India’s residential real estate sector has sustained its positive trajectory in the latter half of 2022. As per Housing Research, from July to December of 2022, there was a significant increase of 79% in new supply and a 32% rise in demand in comparison to the same period the previous year. This manifestation of pent-up demand was evident in the housing market, with a pickup in the volume of housing loans and sustained residential sales momentum. As a result, prices have stabilized, and the construction of new dwellings has gained momentum. In India, a high proportion of disposable income is dedicated to consumption, and the pandemic led to a suppression of consumption that created a greater rebound force post the second wave.
Additionally, the improved sentiments regarding the economic scenario for both current and future expectations amid stabilized inflationary pressure indicate an overall optimistic approach amongst homebuyers for the next six months as indicated by our latest consumer sentiment survey. While the economic outlook has improved marginally, consumers are optimistic about their future earnings. The trends suggest that homebuyers, mainly end-users, are looking for budget-friendly properties with proximity to social infrastructure such as schools and healthcare services, followed by credibility of the developer. Following are the key trends of what homebuyers are looking for in the coming six months.
- Homebuyers are cautious yet optimistic about the economic scenario for the coming months, with 74 per cent opining that the economy will improve in H1 2023, as compared to 79 per cent in the year-ago period. While the ongoing global uncertainties have moderated the outlook, the sentiments regarding the economy remain well above the dip recorded during 2020.
- The income outlook, on the other hand, has strengthened since 2020 while marginally dropping for H1 2023 to 64 per cent. The increase in tax rebate for personal income as per the recently announce Union Budget, will leave more disposable income in the hands of individuals to invest in homes, bolstering consumer confidence in their future earnings.
- Real estate continues to be the preferred asset class with 44 per cent of the respondents indicating the same compared to other assets such as stocks, gold and fixed deposit. This can be accredited to pandemic-induced factors, such as the increased importance of home ownership, the hybrid working model, and the need for safety and security.

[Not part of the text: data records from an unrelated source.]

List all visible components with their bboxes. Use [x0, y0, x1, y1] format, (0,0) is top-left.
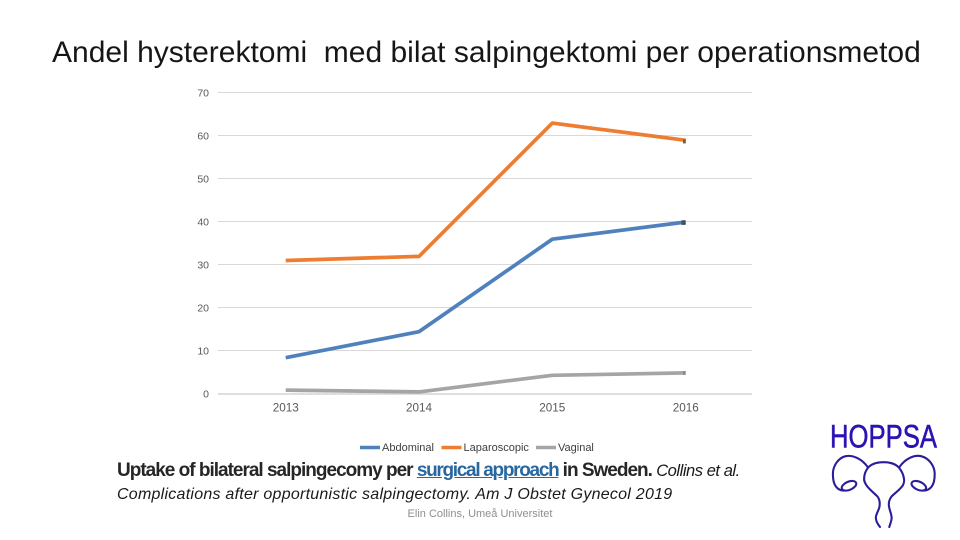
svg-text:0: 0 — [203, 389, 209, 401]
svg-text:2014: 2014 — [406, 401, 433, 414]
svg-text:30: 30 — [197, 260, 209, 272]
svg-text:20: 20 — [197, 303, 209, 315]
svg-text:Abdominal: Abdominal — [382, 442, 434, 454]
svg-text:10: 10 — [197, 346, 209, 358]
svg-text:70: 70 — [197, 88, 209, 100]
svg-text:HOPPSA: HOPPSA — [830, 419, 937, 455]
svg-text:2016: 2016 — [673, 401, 699, 414]
svg-text:Vaginal: Vaginal — [558, 442, 594, 454]
svg-text:2015: 2015 — [539, 401, 566, 414]
svg-text:Laparoscopic: Laparoscopic — [464, 442, 530, 454]
svg-text:60: 60 — [197, 131, 209, 143]
svg-text:40: 40 — [197, 217, 209, 229]
svg-text:2013: 2013 — [273, 401, 299, 414]
svg-text:50: 50 — [197, 174, 209, 186]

- In the backdrop of upward pressure on property prices and waning sops such as stamp duty waivers and low-interest rates, the majority (74 per cent) of the homebuyers opined that flexible payment plans and discounts would be the driving factors for buying a home in the next six months.

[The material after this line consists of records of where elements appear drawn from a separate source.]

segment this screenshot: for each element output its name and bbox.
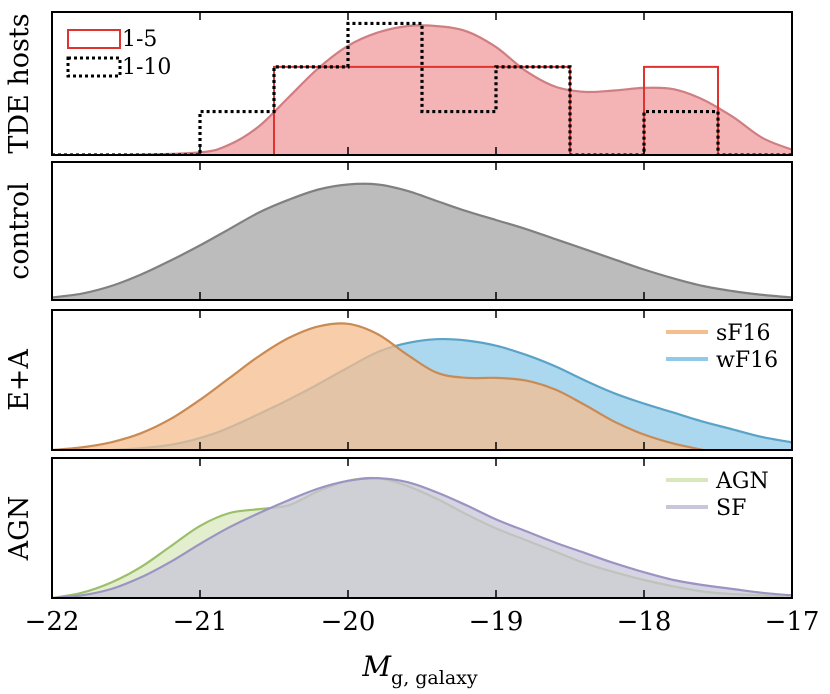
kde-area-control [52, 183, 792, 300]
kde-area-sf16 [52, 323, 704, 450]
panel-1: TDE hosts 1-5 1-10 [4, 11, 793, 156]
legend-label-1-5: 1-5 [122, 27, 157, 52]
legend-label-sf16: sF16 [716, 321, 771, 346]
kde-area-tde-hosts-kde [52, 25, 792, 155]
histogram-1-10 [52, 21, 792, 155]
legend-label-agn: AGN [715, 469, 769, 494]
legend-swatch-1-10 [66, 56, 122, 78]
kde-line-sf [52, 477, 792, 598]
x-axis-label: Mg, galaxy [361, 650, 478, 689]
x-tick-label: −20 [321, 607, 376, 637]
x-tick-label: −19 [469, 607, 524, 637]
panel-2: control [4, 161, 793, 301]
panel-frame-4 [51, 457, 793, 599]
kde-line-control [52, 182, 792, 299]
x-tick-label: −18 [617, 607, 672, 637]
panel-frame-2 [51, 161, 793, 301]
x-tick-label: −21 [173, 607, 228, 637]
kde-line-sf16 [52, 322, 704, 450]
kde-line-tde-hosts-kde [52, 24, 792, 155]
panel-ylabel-4: AGN [4, 496, 35, 562]
x-axis-label-subscript: g, galaxy [391, 667, 478, 689]
x-tick-label: −22 [25, 607, 80, 637]
x-axis: −22 −21 −20 −19 −18 −17 [25, 607, 820, 637]
legend-label-sf: SF [716, 496, 746, 521]
panel-ylabel-3: E+A [4, 349, 35, 411]
panel-ylabel-2: control [4, 182, 35, 279]
x-axis-label-main: M [361, 650, 392, 683]
panel-ylabel-1: TDE hosts [4, 13, 35, 153]
kde-area-sf [52, 478, 792, 598]
legend-swatch-1-5 [67, 29, 121, 49]
legend-label-1-10: 1-10 [122, 55, 171, 80]
x-tick-label: −17 [765, 607, 820, 637]
legend-label-wf16: wF16 [716, 348, 778, 373]
panel-frame-1 [51, 11, 793, 156]
panel-frame-3 [51, 309, 793, 451]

- The homebuyer preferences have been visibly altered owing to the pandemic and economic environment. Our survey suggests that budget of the property, followed by location (proximity to social infrastructure) and credibility of the developer have been the key considerations for homebuyers in buying a home.
- Digital sales and marketing platforms have been ranked as the top avenues to acquire information about properties, according to potential homebuyers. While search and discovery always begin online, such platforms have evolved to offer advisory and transactional support.